Tak disangka, Lasmi diantarkan ke sebuah tempat, nampak mewah tempat itu, seperti hotel, namun karena letaknya cukup jauh dari pusat kota, terlihat agak menyeramkan. Sesampainya disana, Lasmi belum juga bangun, kedua teman perempuan Rey tadi izin pamit pulang, mungkin rumahnya dekat sini. Lasmi dibopong, dibawa masuk ke sebuah kamar yang sama mewahnya dengan tempat sebelumnya, namun ini seperti milik pribadi. Sosok lelaki dengan kemeja putih sudah menunggu di dalam, Lasmi yang belum tersadar langsung dilemparkan ke kasur begitu saja oleh Rey. Rey meninggalkan Lasmi dengan lelaki itu berduaan di kamar.
Lelaki kemeja putih langsung melepas kemejanya, Lasmi belum juga tersadar. Lelaki itu langsung menel*njangi Lasmi yang tengah tak sadarkan diri, dan dengan terpaksa kejadian memuakkan itu terjadi lagi. Esoknya, pukul 08.00 pagi, Lasmi masih belum terbangun, mungkin tengah malam tadi dia sudah terbagun dan menikmati nafsu dengan lelaki itu, tapi dengan kondisi setengah sadar, kemungkinan lelaki itu memberinya minuman penidur lagi.

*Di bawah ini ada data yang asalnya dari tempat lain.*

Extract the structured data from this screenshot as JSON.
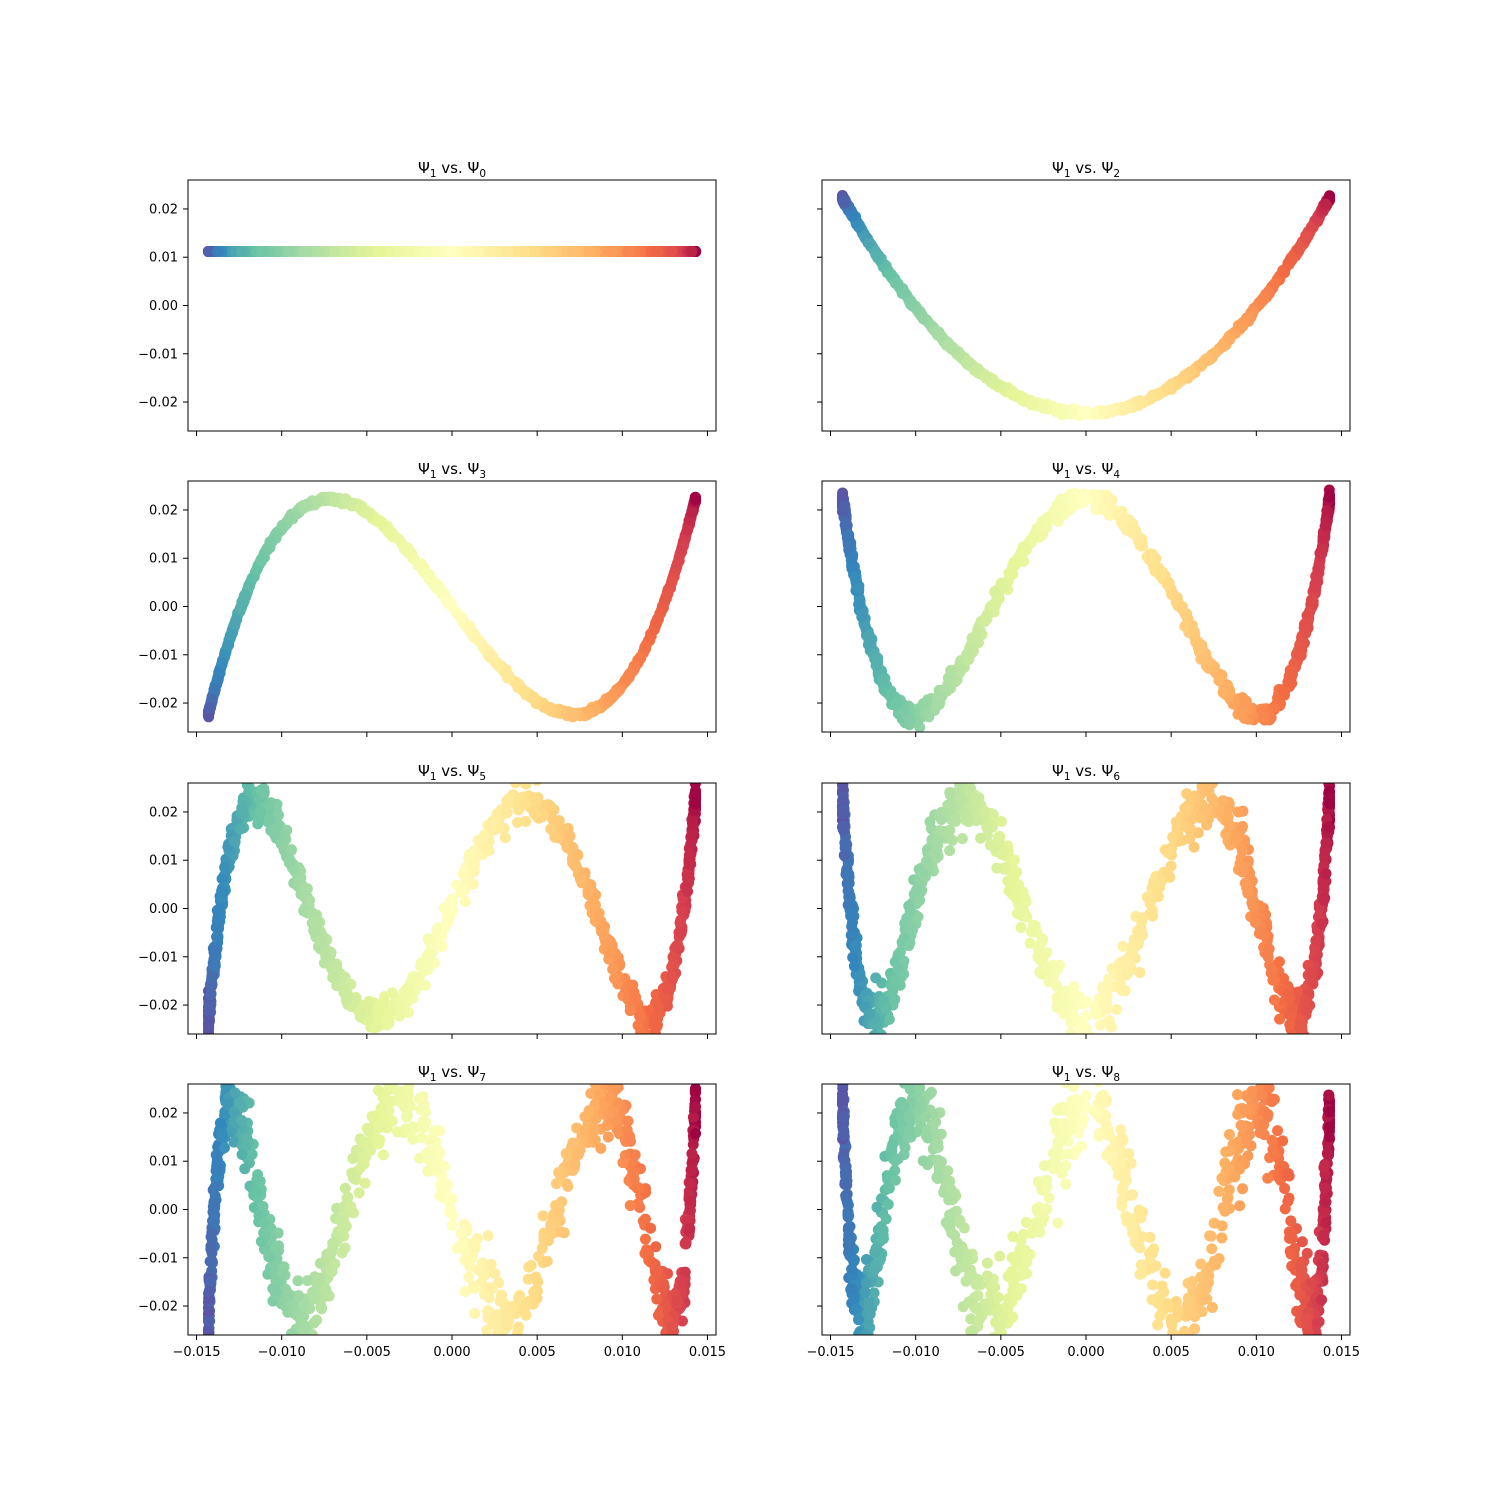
{
  "figure": {
    "cmap": "Spectral",
    "point_count": 1000
  },
  "x_axis": {
    "range": [
      -0.0155,
      0.0155
    ],
    "ticks": [
      -0.015,
      -0.01,
      -0.005,
      0.0,
      0.005,
      0.01,
      0.015
    ],
    "tick_labels": [
      "−0.015",
      "−0.010",
      "−0.005",
      "0.000",
      "0.005",
      "0.010",
      "0.015"
    ]
  },
  "y_axis": {
    "range": [
      -0.026,
      0.026
    ],
    "ticks": [
      0.02,
      0.01,
      0.0,
      -0.01,
      -0.02
    ],
    "tick_labels": [
      "0.02",
      "0.01",
      "0.00",
      "−0.01",
      "−0.02"
    ]
  },
  "chart_data": [
    {
      "type": "scatter",
      "title_base": "Ψ",
      "title_sub1": "1",
      "title_mid": " vs. Ψ",
      "title_sub2": "0",
      "y_index": 0,
      "shape": "constant",
      "y_value": 0.0112
    },
    {
      "type": "scatter",
      "title_base": "Ψ",
      "title_sub1": "1",
      "title_mid": " vs. Ψ",
      "title_sub2": "2",
      "y_index": 2,
      "shape": "quadratic-bowl"
    },
    {
      "type": "scatter",
      "title_base": "Ψ",
      "title_sub1": "1",
      "title_mid": " vs. Ψ",
      "title_sub2": "3",
      "y_index": 3,
      "shape": "cubic-s"
    },
    {
      "type": "scatter",
      "title_base": "Ψ",
      "title_sub1": "1",
      "title_mid": " vs. Ψ",
      "title_sub2": "4",
      "y_index": 4,
      "shape": "quartic-band"
    },
    {
      "type": "scatter",
      "title_base": "Ψ",
      "title_sub1": "1",
      "title_mid": " vs. Ψ",
      "title_sub2": "5",
      "y_index": 5,
      "shape": "spread-cloud"
    },
    {
      "type": "scatter",
      "title_base": "Ψ",
      "title_sub1": "1",
      "title_mid": " vs. Ψ",
      "title_sub2": "6",
      "y_index": 6,
      "shape": "bowtie"
    },
    {
      "type": "scatter",
      "title_base": "Ψ",
      "title_sub1": "1",
      "title_mid": " vs. Ψ",
      "title_sub2": "7",
      "y_index": 7,
      "shape": "sine-loop"
    },
    {
      "type": "scatter",
      "title_base": "Ψ",
      "title_sub1": "1",
      "title_mid": " vs. Ψ",
      "title_sub2": "8",
      "y_index": 8,
      "shape": "spread-cloud"
    }
  ]
}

Rey datang menjemput Lasmi, tak tahu mau dibawa kemana lagi dia. Lelaki itu dengan cepat memasukkan Lasmi yang masih pulas ke dalam mobil Rey dan segera berangkat. Lasmi dibawa ke suatu tempat yang sangat jauh, jauh dari kota dan tempat kontrakannya, tempat itu nampak terpencil. Rey sudah menyiapkan tempat, gubuk sederhana yang agak sulit terjamah oleh warga sekitarnya, sekira seratus meter dari perkampungan dekat sini. Lasmi perlahan sadar dan terbangun, dia mendengar dan sempat melihat dua orang yang meninggalkannya, yang satu Rey dan lelaki itu, ya Lasmi merasa sudah pernah melihat lelaki itu, tapi dia hanya terdiam dan pura-pura tidak tau. Secepatnya, Rey dan lelaki itu meninggalkan Lasmi sendirian di gubuk itu dengan memakai beberapa helai kain saja.